The prayer asks that this portrait teach people Matt’s story, and that it will provide hope for any who are suffering the humiliations and shaming that evil destructively channels through hate and prejudice. The prayer ends by asking that Matt’s image will be a symbol of the “community for which we strive”, in which all God’s children are finally “accepted, embraced, and loved”.
This is a prayer that recalls that we are all skilled at labelling people for who they are not. Matt was not straight. Others of us are not white, not British, not physically the same, not sporty, not able to live safely at home, not clever, and so on. Unable to see the image of love placed within them all, we, instead, define people for what they are not, making it easier to isolate, bully, or even destroy them. The sign over the Cross, “King of the Jews”, was saying, in effect, “He’s not sane.” The community that Christ comes to shape, though, is born in seeing exactly who we are, not what we aren’t.
Whatever our view about recent developments in the Church of England towards LGBTQ people, it must be a Christian imperative never to use language that belittles, degrades, or threatens children of God, because such words can fuel the hate and justifications of those such as the two men in Wyoming who, one evening, were able to end a life, because it was not like theirs. The prayer’s desire for a “beloved community”, a school for loving better, is one to keep praying. We pray to be a Church where people don’t “fit in”: they belong.
MATT’s story and that of Holy Week have their similarities, in that each seems to end with a young man taunted, ridiculed, tortured, and strung up for all to see. They are also stories in which hope is painfully forged through very deep wounds, and we are invited to share in God’s loyalty to the future.
Jesus and Matthew are both victims of crimes born of fear in the heart. “What we have here is very typical of what God does,” Bishop Robinson said at the dedication of the portrait. “God takes a terrible thing, like Good Friday, and brings something amazing and miraculous out of it, like Easter. . . In the end, love wins. It may not look like it right now. The odds may be against it. But our confidence as Christians is that, in the end, God gets the last word, and that last word is love.”
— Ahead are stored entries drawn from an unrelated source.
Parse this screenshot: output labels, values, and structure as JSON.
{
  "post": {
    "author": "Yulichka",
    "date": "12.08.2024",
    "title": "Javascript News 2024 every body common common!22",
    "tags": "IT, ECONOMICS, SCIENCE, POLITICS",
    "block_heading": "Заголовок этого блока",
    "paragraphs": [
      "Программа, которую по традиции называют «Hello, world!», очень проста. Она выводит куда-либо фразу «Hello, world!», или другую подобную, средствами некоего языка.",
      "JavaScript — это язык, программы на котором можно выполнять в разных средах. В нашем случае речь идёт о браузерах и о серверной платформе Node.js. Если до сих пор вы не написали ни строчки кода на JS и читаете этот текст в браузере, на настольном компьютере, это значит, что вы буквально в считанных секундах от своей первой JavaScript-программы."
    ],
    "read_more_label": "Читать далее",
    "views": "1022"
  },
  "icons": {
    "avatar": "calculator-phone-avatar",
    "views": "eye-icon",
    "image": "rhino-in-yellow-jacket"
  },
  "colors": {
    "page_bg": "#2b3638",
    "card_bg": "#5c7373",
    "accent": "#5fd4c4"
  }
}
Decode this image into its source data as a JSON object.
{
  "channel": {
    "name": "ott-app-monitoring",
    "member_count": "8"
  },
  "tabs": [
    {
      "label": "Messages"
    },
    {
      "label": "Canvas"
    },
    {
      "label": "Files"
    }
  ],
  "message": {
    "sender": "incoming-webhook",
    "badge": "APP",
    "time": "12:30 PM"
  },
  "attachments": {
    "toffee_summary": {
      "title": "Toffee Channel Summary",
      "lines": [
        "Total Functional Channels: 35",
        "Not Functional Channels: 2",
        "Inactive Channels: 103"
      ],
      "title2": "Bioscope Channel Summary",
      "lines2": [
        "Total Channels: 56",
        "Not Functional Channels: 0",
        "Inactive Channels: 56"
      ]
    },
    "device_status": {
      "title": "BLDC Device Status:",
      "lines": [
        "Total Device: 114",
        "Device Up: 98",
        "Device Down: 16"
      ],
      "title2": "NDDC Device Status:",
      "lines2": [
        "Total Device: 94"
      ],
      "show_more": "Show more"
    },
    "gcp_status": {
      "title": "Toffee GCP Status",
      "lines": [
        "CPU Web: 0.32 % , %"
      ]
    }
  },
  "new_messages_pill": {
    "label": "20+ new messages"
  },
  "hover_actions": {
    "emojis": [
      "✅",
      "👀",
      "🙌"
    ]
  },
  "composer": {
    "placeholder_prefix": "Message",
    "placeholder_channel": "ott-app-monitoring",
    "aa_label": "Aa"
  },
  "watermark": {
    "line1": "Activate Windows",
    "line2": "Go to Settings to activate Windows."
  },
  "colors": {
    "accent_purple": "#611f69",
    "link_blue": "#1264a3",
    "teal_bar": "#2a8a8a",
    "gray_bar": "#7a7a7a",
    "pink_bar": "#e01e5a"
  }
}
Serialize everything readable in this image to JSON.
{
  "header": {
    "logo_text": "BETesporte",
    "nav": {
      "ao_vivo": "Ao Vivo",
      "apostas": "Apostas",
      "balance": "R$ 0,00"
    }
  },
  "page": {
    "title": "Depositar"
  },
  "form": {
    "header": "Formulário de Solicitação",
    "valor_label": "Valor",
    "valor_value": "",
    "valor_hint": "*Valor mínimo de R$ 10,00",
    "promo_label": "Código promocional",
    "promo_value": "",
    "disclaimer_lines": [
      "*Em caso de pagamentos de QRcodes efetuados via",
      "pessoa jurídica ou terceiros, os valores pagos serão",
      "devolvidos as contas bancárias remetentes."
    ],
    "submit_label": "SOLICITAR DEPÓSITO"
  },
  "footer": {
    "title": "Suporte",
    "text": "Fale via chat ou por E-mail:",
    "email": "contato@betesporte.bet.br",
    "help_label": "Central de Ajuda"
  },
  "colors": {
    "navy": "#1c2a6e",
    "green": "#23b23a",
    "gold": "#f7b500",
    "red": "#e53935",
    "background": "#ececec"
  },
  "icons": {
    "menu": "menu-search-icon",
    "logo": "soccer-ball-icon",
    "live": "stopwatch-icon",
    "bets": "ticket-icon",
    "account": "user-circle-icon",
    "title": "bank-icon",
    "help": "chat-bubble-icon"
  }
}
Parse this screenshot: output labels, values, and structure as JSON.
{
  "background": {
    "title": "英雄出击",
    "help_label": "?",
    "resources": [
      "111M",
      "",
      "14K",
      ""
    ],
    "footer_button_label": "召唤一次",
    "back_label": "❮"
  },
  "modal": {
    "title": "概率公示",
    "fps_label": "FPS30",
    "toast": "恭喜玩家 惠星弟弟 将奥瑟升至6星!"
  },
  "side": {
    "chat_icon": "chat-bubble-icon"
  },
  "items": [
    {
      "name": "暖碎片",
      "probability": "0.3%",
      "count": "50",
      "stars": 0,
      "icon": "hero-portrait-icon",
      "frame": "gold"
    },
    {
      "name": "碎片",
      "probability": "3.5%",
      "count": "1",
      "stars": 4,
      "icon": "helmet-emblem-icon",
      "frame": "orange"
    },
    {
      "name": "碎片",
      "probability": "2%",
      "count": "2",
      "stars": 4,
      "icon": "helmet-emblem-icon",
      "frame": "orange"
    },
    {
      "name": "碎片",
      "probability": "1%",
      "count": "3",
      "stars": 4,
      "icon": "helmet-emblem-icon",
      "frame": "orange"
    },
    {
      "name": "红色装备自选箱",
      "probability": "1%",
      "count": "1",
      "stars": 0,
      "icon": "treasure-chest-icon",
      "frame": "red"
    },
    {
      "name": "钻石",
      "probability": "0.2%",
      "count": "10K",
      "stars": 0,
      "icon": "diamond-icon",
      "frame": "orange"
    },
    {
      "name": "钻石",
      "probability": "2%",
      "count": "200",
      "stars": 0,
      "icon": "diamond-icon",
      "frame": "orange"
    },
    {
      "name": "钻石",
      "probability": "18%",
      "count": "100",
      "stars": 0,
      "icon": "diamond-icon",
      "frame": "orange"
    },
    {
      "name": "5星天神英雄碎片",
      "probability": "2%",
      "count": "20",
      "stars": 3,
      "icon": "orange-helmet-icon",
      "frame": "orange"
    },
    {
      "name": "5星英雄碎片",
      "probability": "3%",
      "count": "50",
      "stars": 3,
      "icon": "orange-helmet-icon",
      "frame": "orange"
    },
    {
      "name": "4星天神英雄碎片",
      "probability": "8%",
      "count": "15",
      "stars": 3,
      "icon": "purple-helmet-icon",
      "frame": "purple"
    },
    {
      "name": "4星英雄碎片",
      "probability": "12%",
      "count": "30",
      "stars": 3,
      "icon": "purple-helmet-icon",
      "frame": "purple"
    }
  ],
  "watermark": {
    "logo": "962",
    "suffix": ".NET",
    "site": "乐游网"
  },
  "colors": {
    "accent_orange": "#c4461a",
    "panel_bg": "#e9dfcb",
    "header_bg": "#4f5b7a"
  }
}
The police officer who was called out to the scene of Matt’s attack said in her report that, as she approached the fence, she saw something next to his body. It was a deer, lying quietly beside him. It looked as if it had been there all night long. She said the deer saw her, stood up, looked her in the eyes, and then ran away.
“That was the good Lord, no doubt, no doubt in my mind,” she wrote, “that was the good Lord.”
The Revd Dr Mark Oakley is the Dean of St John’s College, Cambridge, and Canon Theologian of Wakefield Cathedral.